Eskalasi kekerasan terbaru di Timur Tengah—blokade Selat Hormuz oleh Iran dan serangan Israel di Lebanon selatan—tidak hanya menggagalkan usaha gencatan senjata, tetapi secara fundamental melukai martabat hukum perang dan menelanjangi paradoks keji dalam konflik regional ini: proses perdamaian diperjuangkan di satu meja, sementara hukum perang dikubur hidup-hidup di medan tempur yang lain. Kedua tindakan ini, yang muncul beriringan di tengah arus diplomasi, bukan sekadar pelanggaran prosedural, melainkan serangan sistematis terhadap prinsip-prinsip inti yang menjamin bahwa setiap jeda permusuhan harus menjadi ruang aman bagi kemanusiaan dan negosiasi yang jujur. Dengan mengabaikan etika ini, perjanjian damai direduksi menjadi artifak tanpa jiwa, sementara warga sipil sekali lagi menjadi mata uang utama dalam ekonomi kekerasan yang telah lama abai terhadap prinsip proporsionalitas dan diskriminasi.
Anatomi Pelanggaran: Uji Proporsionalitas dalam Dua Bentuk Koersi
Dalam kacamata hukum perang, terutama Protokol Tambahan I Konvensi Jenewa 1977, setiap penggunaan kekuatan wajib memenuhi prinsip ketat respons proporsional. Serangan Israel ke Lebanon selatan, meski mengklaim sasaran militer, harus diuji di bawah mikroskop dua kewajiban kardinal: pertama, proporsionalitas dalam serangan (proportionality in attack), yang menuntut bahwa keuntungan militer konkret harus secara jelas melampaui kerugian sipil; kedua, tindakan pencegahan (precautions in attack), yang mewajibkan pemilihan metode dan sarana yang meminimalkan dampak kolateral. Tanpa verifikasi target yang independen dan peringatan dini kepada populasi sipil, operasi tersebut berisiko melanggar standar ini dan mengubah konfrontasi militer menjadi pembantaian kolektif yang tak terbendung. Di sisi lain, blokade Iran terhadap selat internasional merupakan tindakan koersif kolektif yang dampak ekonominya dirasakan secara global, berpotensi melanggar kebebasan bernavigasi di laut lepas seperti diatur dalam UNCLOS. Blokade semacam ini dapat dikategorikan sebagai retorsi (retorsion) yang tidak proporsional, di mana hukuman yang dijatuhkan jauh melampaui tujuan deklaratif dan secara tidak langsung menjadikan masyarakat internasional sebagai sandera dalam sengketa bilateral.

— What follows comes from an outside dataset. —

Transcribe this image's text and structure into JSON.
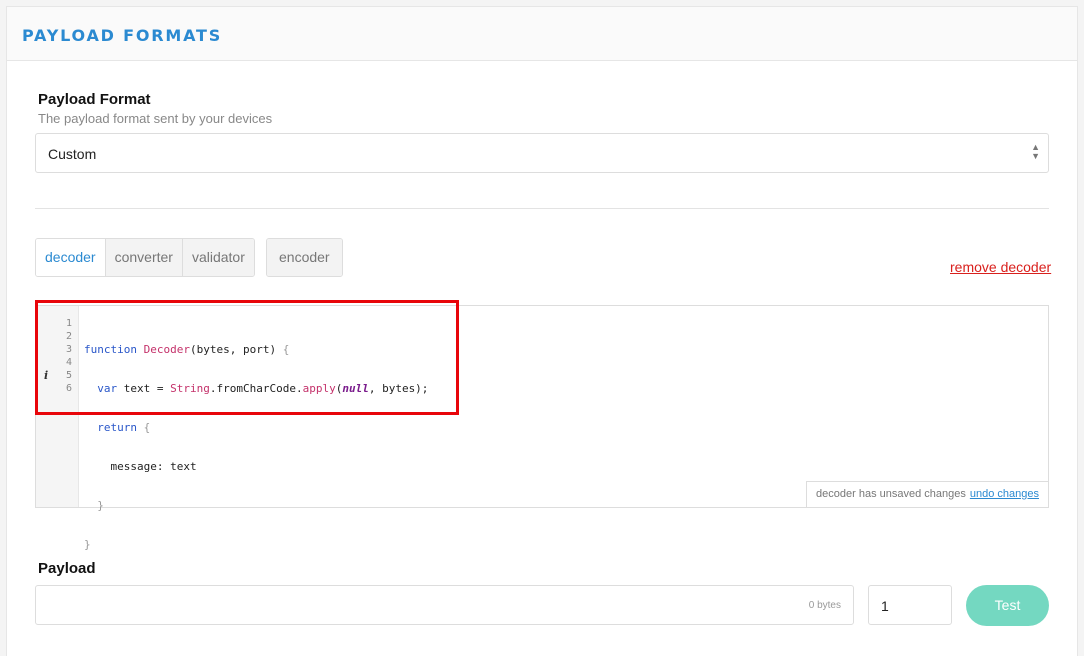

Krisis Legitimasi: Ketika Mekanisme Hukum Dikalahkan oleh Logika Anarki
Eskalasi simultan ini bukan kecelakaan sejarah, melainkan gejala krisis mendalam dalam rezim hukum internasional. Polanya berbahaya dan jelas: ketika negara merasa komitmen pihak lain dilanggar, jalan pintas berupa tindakan koersif unilateral dipilih ketimbang memperkuat dan memanfaatkan mekanisme penyelesaian sengketa yang ada. Fenomena ini mengikis fondasi rules-based international order dan menggeser arena konflik dari meja perundingan kembali ke medan kekerasan mentah. Implikasinya bagi stabilitas regional sangat gamblang: martabat hukum direduksi menjadi alat justifikasi belaka, sementara etika perang—yang seharusnya menjadi pagar pembatas kekerasan—ditinggalkan di pinggir jalan bersama korban sipil yang tak terhitung. Dua narasi yang dikemukakan kedua pihak—‘pembersihan teroris’ dan ‘respons atas pelanggaran’—harus dibaca sebagai klaim yang membutuhkan verifikasi hukum yang independen, ketat, dan tak memihak. Tanpa mekanisme akuntabilitas yang kuat dan lembaga penegak yang berani, klaim-klaim tersebut hanya akan menjadi alat propagandis yang memperpanjang siklus balas dendam dan memupuk benih konflik baru.
Dalam konteks ini, prinsip gencatan senjata bukan sekadar jeda teknis, melainkan komitmen etis untuk menghentikan penderitaan manusia dan membuka ruang dialog. Ketika prinsip ini diinjak-injak, yang terluka bukan hanya proses perdamaian, tetapi juga kredibilitas seluruh kerangka hukum humaniter internasional. Pertanyaan kritis yang harus dijawab oleh setiap aktivis hukum dan pembela hak asasi manusia adalah: sampai kapan kita akan membiarkan hukum perang menjadi tawanan logika kekuatan, dan kapan kita akan bersikap tegas bahwa setiap eskalasi tanpa dasar respons proporsional yang sah adalah pengkhianatan terhadap martabat kemanusiaan itu sendiri?